Quando os funcionários públicos (ou
"trabalhadores em funções públicas") e os pensionistas sentiram na
pele os cortes nos vencimentos e subsídios, só puderam invocar a Constituição.
Esperaram, assim, que o Tribunal Constitucional se assumisse como guardião dos
critérios de Justiça – o que não significa que lhe caiba tomar decisões sobre
política económica.
Por: Fernanda Palma, Professora Catedrática de Direito Penal
A
jurisprudência constitucional tem confrontado sempre a leitura dos princípios e
das normas constitucionais com os problemas concretos e desenvolve um diálogo
hermenêutico entre o texto da Constituição e a realidade histórica. O Tribunal
Constitucional nunca deixou de se pautar por esses parâmetros, independentemente
do mérito das suas decisões.
No
âmbito da decisão tomada sobre a redução das remunerações (Acórdão nº 396/2011), o Tribunal Constitucional fixou duas exigências que não podem ser
escondidas "debaixo do tapete". A redução só seria compatível com a
Constituição se obedecesse a critérios de necessidade e igualdade na
distribuição dos sacrifícios e possuísse um caráter temporário.
Tais
critérios pressupõem um estado de exceção e obrigaram os governos a alterar o
discurso político, convertendo a "supressão" em "suspensão"

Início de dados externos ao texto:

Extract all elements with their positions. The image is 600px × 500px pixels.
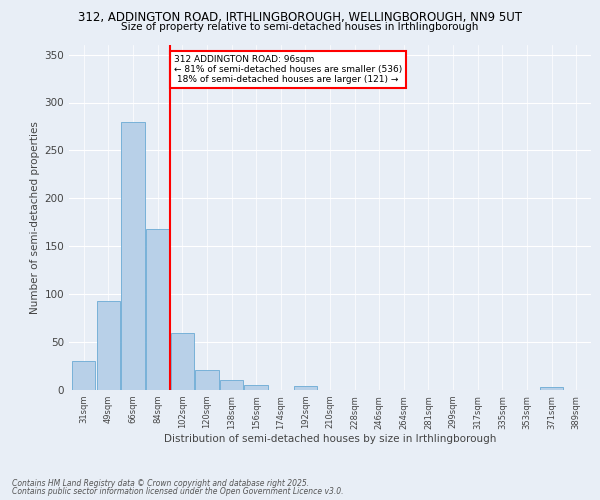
Text: 312, ADDINGTON ROAD, IRTHLINGBOROUGH, WELLINGBOROUGH, NN9 5UT: 312, ADDINGTON ROAD, IRTHLINGBOROUGH, WE… bbox=[78, 11, 522, 24]
Text: Contains HM Land Registry data © Crown copyright and database right 2025.: Contains HM Land Registry data © Crown c… bbox=[12, 478, 309, 488]
Bar bbox=[244, 385, 268, 390]
Bar bbox=[72, 361, 95, 390]
Text: Size of property relative to semi-detached houses in Irthlingborough: Size of property relative to semi-detach… bbox=[121, 22, 479, 32]
Bar bbox=[121, 122, 145, 390]
Bar bbox=[220, 380, 243, 390]
Bar bbox=[293, 386, 317, 390]
Bar bbox=[195, 370, 218, 390]
Text: 312 ADDINGTON ROAD: 96sqm
← 81% of semi-detached houses are smaller (536)
 18% o: 312 ADDINGTON ROAD: 96sqm ← 81% of semi-… bbox=[173, 54, 402, 84]
Y-axis label: Number of semi-detached properties: Number of semi-detached properties bbox=[30, 121, 40, 314]
X-axis label: Distribution of semi-detached houses by size in Irthlingborough: Distribution of semi-detached houses by … bbox=[164, 434, 496, 444]
Bar bbox=[540, 387, 563, 390]
Bar bbox=[97, 301, 120, 390]
Bar bbox=[170, 332, 194, 390]
Bar bbox=[146, 229, 169, 390]
Text: Contains public sector information licensed under the Open Government Licence v3: Contains public sector information licen… bbox=[12, 487, 343, 496]
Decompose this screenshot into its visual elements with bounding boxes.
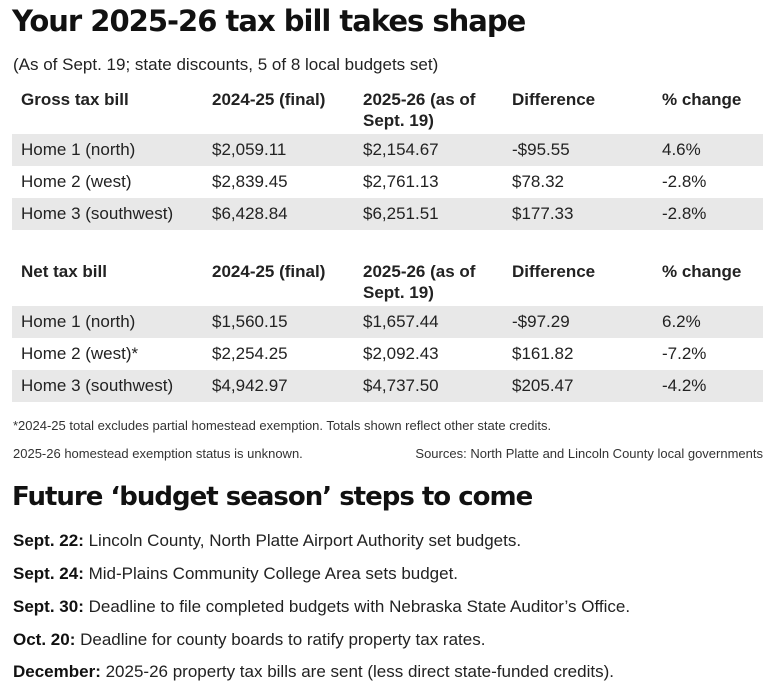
- table-cell: $1,560.15: [212, 312, 288, 331]
- table-cell: $4,737.50: [363, 376, 439, 395]
- table-row: Home 1 (north) $1,560.15 $1,657.44 -$97.…: [12, 306, 763, 338]
- table-cell: Home 1 (north): [21, 312, 136, 331]
- table-row: Home 1 (north) $2,059.11 $2,154.67 -$95.…: [12, 134, 763, 166]
- step-date: December:: [13, 662, 101, 681]
- net-table-header: Net tax bill 2024-25 (final) 2025-26 (as…: [12, 256, 763, 306]
- gross-table-header: Gross tax bill 2024-25 (final) 2025-26 (…: [12, 84, 763, 134]
- step-item: Sept. 22: Lincoln County, North Platte A…: [13, 531, 521, 551]
- footnote-homestead: *2024-25 total excludes partial homestea…: [13, 418, 552, 433]
- page-title: Your 2025-26 tax bill takes shape: [12, 4, 526, 38]
- table-cell: Home 3 (southwest): [21, 204, 174, 223]
- sources-credit: Sources: North Platte and Lincoln County…: [415, 446, 763, 461]
- step-date: Sept. 24:: [13, 564, 84, 583]
- table-cell: Home 1 (north): [21, 140, 136, 159]
- steps-heading: Future ‘budget season’ steps to come: [12, 482, 533, 512]
- table-cell: $2,761.13: [363, 172, 439, 191]
- column-header: 2025-26 (as of Sept. 19): [363, 90, 476, 130]
- table-row: Home 2 (west)* $2,254.25 $2,092.43 $161.…: [12, 338, 763, 370]
- table-cell: $161.82: [512, 344, 574, 363]
- step-item: Oct. 20: Deadline for county boards to r…: [13, 630, 485, 650]
- step-item: Sept. 24: Mid-Plains Community College A…: [13, 564, 458, 584]
- step-item: December: 2025-26 property tax bills are…: [13, 662, 614, 682]
- table-cell: -4.2%: [662, 376, 707, 395]
- table-cell: $177.33: [512, 204, 574, 223]
- column-header: 2024-25 (final): [212, 90, 326, 109]
- step-date: Oct. 20:: [13, 630, 76, 649]
- table-cell: $2,154.67: [363, 140, 439, 159]
- column-header: Gross tax bill: [21, 90, 129, 109]
- table-cell: Home 2 (west): [21, 172, 132, 191]
- table-cell: -7.2%: [662, 344, 707, 363]
- table-cell: -$97.29: [512, 312, 570, 331]
- table-cell: $2,839.45: [212, 172, 288, 191]
- column-header: Difference: [512, 90, 596, 109]
- step-text: Mid-Plains Community College Area sets b…: [83, 564, 459, 583]
- table-cell: 6.2%: [662, 312, 701, 331]
- column-header: 2024-25 (final): [212, 262, 326, 281]
- table-cell: -2.8%: [662, 172, 707, 191]
- step-text: Deadline for county boards to ratify pro…: [75, 630, 486, 649]
- step-text: Deadline to file completed budgets with …: [83, 597, 631, 616]
- table-row: Home 3 (southwest) $4,942.97 $4,737.50 $…: [12, 370, 763, 402]
- table-cell: $78.32: [512, 172, 564, 191]
- footnote-status: 2025-26 homestead exemption status is un…: [13, 446, 303, 461]
- gross-tax-table: Gross tax bill 2024-25 (final) 2025-26 (…: [12, 84, 763, 230]
- table-cell: Home 2 (west)*: [21, 344, 139, 363]
- table-cell: $1,657.44: [363, 312, 439, 331]
- table-cell: $2,059.11: [212, 140, 287, 159]
- column-header: Net tax bill: [21, 262, 107, 281]
- table-cell: $2,092.43: [363, 344, 439, 363]
- table-cell: $2,254.25: [212, 344, 288, 363]
- table-cell: $205.47: [512, 376, 574, 395]
- step-date: Sept. 30:: [13, 597, 84, 616]
- step-text: Lincoln County, North Platte Airport Aut…: [83, 531, 522, 550]
- table-cell: $6,428.84: [212, 204, 288, 223]
- column-header: 2025-26 (as of Sept. 19): [363, 262, 476, 302]
- table-cell: -$95.55: [512, 140, 570, 159]
- table-cell: $6,251.51: [363, 204, 439, 223]
- column-header: % change: [662, 262, 742, 281]
- page-subtitle: (As of Sept. 19; state discounts, 5 of 8…: [13, 55, 439, 74]
- net-tax-table: Net tax bill 2024-25 (final) 2025-26 (as…: [12, 256, 763, 402]
- step-text: 2025-26 property tax bills are sent (les…: [100, 662, 614, 681]
- table-row: Home 3 (southwest) $6,428.84 $6,251.51 $…: [12, 198, 763, 230]
- table-cell: -2.8%: [662, 204, 707, 223]
- table-cell: $4,942.97: [212, 376, 288, 395]
- column-header: % change: [662, 90, 742, 109]
- step-date: Sept. 22:: [13, 531, 84, 550]
- table-cell: Home 3 (southwest): [21, 376, 174, 395]
- column-header: Difference: [512, 262, 596, 281]
- table-cell: 4.6%: [662, 140, 701, 159]
- table-row: Home 2 (west) $2,839.45 $2,761.13 $78.32…: [12, 166, 763, 198]
- step-item: Sept. 30: Deadline to file completed bud…: [13, 597, 630, 617]
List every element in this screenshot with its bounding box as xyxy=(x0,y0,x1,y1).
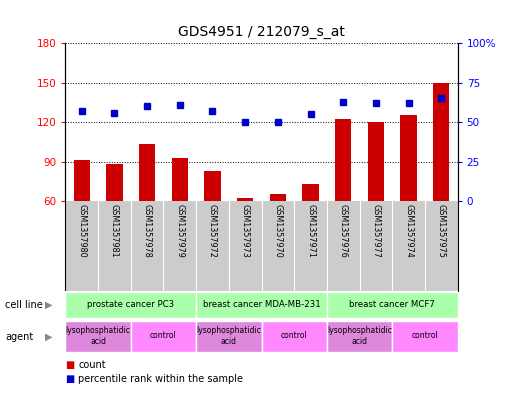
Text: GSM1357981: GSM1357981 xyxy=(110,204,119,257)
Text: breast cancer MCF7: breast cancer MCF7 xyxy=(349,300,435,309)
Bar xyxy=(433,83,449,201)
Bar xyxy=(74,160,90,201)
Text: GSM1357980: GSM1357980 xyxy=(77,204,86,257)
Bar xyxy=(139,145,155,201)
Text: ▶: ▶ xyxy=(45,300,52,310)
Bar xyxy=(106,164,122,201)
Text: GSM1357973: GSM1357973 xyxy=(241,204,249,257)
Bar xyxy=(204,171,221,201)
Text: control: control xyxy=(281,331,308,340)
Text: GSM1357972: GSM1357972 xyxy=(208,204,217,258)
Bar xyxy=(262,321,327,352)
Text: GSM1357970: GSM1357970 xyxy=(274,204,282,257)
Text: ▶: ▶ xyxy=(45,332,52,342)
Text: GSM1357976: GSM1357976 xyxy=(339,204,348,257)
Bar xyxy=(131,321,196,352)
Bar xyxy=(368,122,384,201)
Bar xyxy=(327,292,458,318)
Text: ■: ■ xyxy=(65,360,75,369)
Bar xyxy=(196,292,327,318)
Bar xyxy=(401,116,417,201)
Text: GSM1357974: GSM1357974 xyxy=(404,204,413,257)
Text: cell line: cell line xyxy=(5,300,43,310)
Bar xyxy=(335,119,351,201)
Text: GDS4951 / 212079_s_at: GDS4951 / 212079_s_at xyxy=(178,25,345,39)
Text: percentile rank within the sample: percentile rank within the sample xyxy=(78,374,243,384)
Text: lysophosphatidic
acid: lysophosphatidic acid xyxy=(65,326,131,345)
Text: agent: agent xyxy=(5,332,33,342)
Text: breast cancer MDA-MB-231: breast cancer MDA-MB-231 xyxy=(202,300,321,309)
Bar xyxy=(65,321,131,352)
Bar xyxy=(196,321,262,352)
Bar xyxy=(237,198,253,201)
Bar xyxy=(392,321,458,352)
Text: lysophosphatidic
acid: lysophosphatidic acid xyxy=(327,326,392,345)
Text: count: count xyxy=(78,360,106,369)
Text: GSM1357979: GSM1357979 xyxy=(175,204,184,258)
Text: prostate cancer PC3: prostate cancer PC3 xyxy=(87,300,174,309)
Bar xyxy=(270,195,286,201)
Text: GSM1357971: GSM1357971 xyxy=(306,204,315,257)
Text: GSM1357978: GSM1357978 xyxy=(143,204,152,257)
Text: control: control xyxy=(412,331,438,340)
Text: GSM1357975: GSM1357975 xyxy=(437,204,446,258)
Bar xyxy=(65,292,196,318)
Bar xyxy=(327,321,392,352)
Text: GSM1357977: GSM1357977 xyxy=(371,204,380,258)
Text: lysophosphatidic
acid: lysophosphatidic acid xyxy=(196,326,262,345)
Text: control: control xyxy=(150,331,177,340)
Bar xyxy=(302,184,319,201)
Bar xyxy=(172,158,188,201)
Text: ■: ■ xyxy=(65,374,75,384)
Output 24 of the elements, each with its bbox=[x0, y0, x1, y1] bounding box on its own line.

das prestações remuneratórias. Por outro lado, colocam um travão à perigosa
"criatividade" de uma política financeira que tende a sacrificar
quaisquer direitos ao objetivo supremo da redução do défice público.
O
Tribunal Constitucional enfrentou agora, no plano da fiscalização abstrata
sucessiva (e é pena que não o tenha podido fazer em sede de fiscalização
preventiva), a questão da constitucionalidade dos cortes dos subsídios de
férias e de Natal nos vencimentos dos funcionários públicos e em todas as
pensões (tanto do setor público como do setor privado).
O
Tribunal não caiu no erro de "lavar as mãos", a pretexto de não lhe
caber avaliar a política económica. E compreendeu que a sua decisão anterior,
de admitir o corte excecional de parte dos vencimentos dos funcionários, não
poderia ser levada a sério se, cumulativamente, aceitasse agora o corte
discriminatório, integral e duradouro de outras prestações.
Perante
este caso tão difícil, pedia-se aos juízes constitucionais que fossem hercúleos
em independência, coragem e sabedoria. Numa decisão fundamentada na igualdade e
aprovada com apenas três votos de vencido, os juízes comprovaram a sua
honorabilidade, a dignidade do Tribunal Constitucional e o acerto do nosso
sistema de fiscalização da constitucionalidade.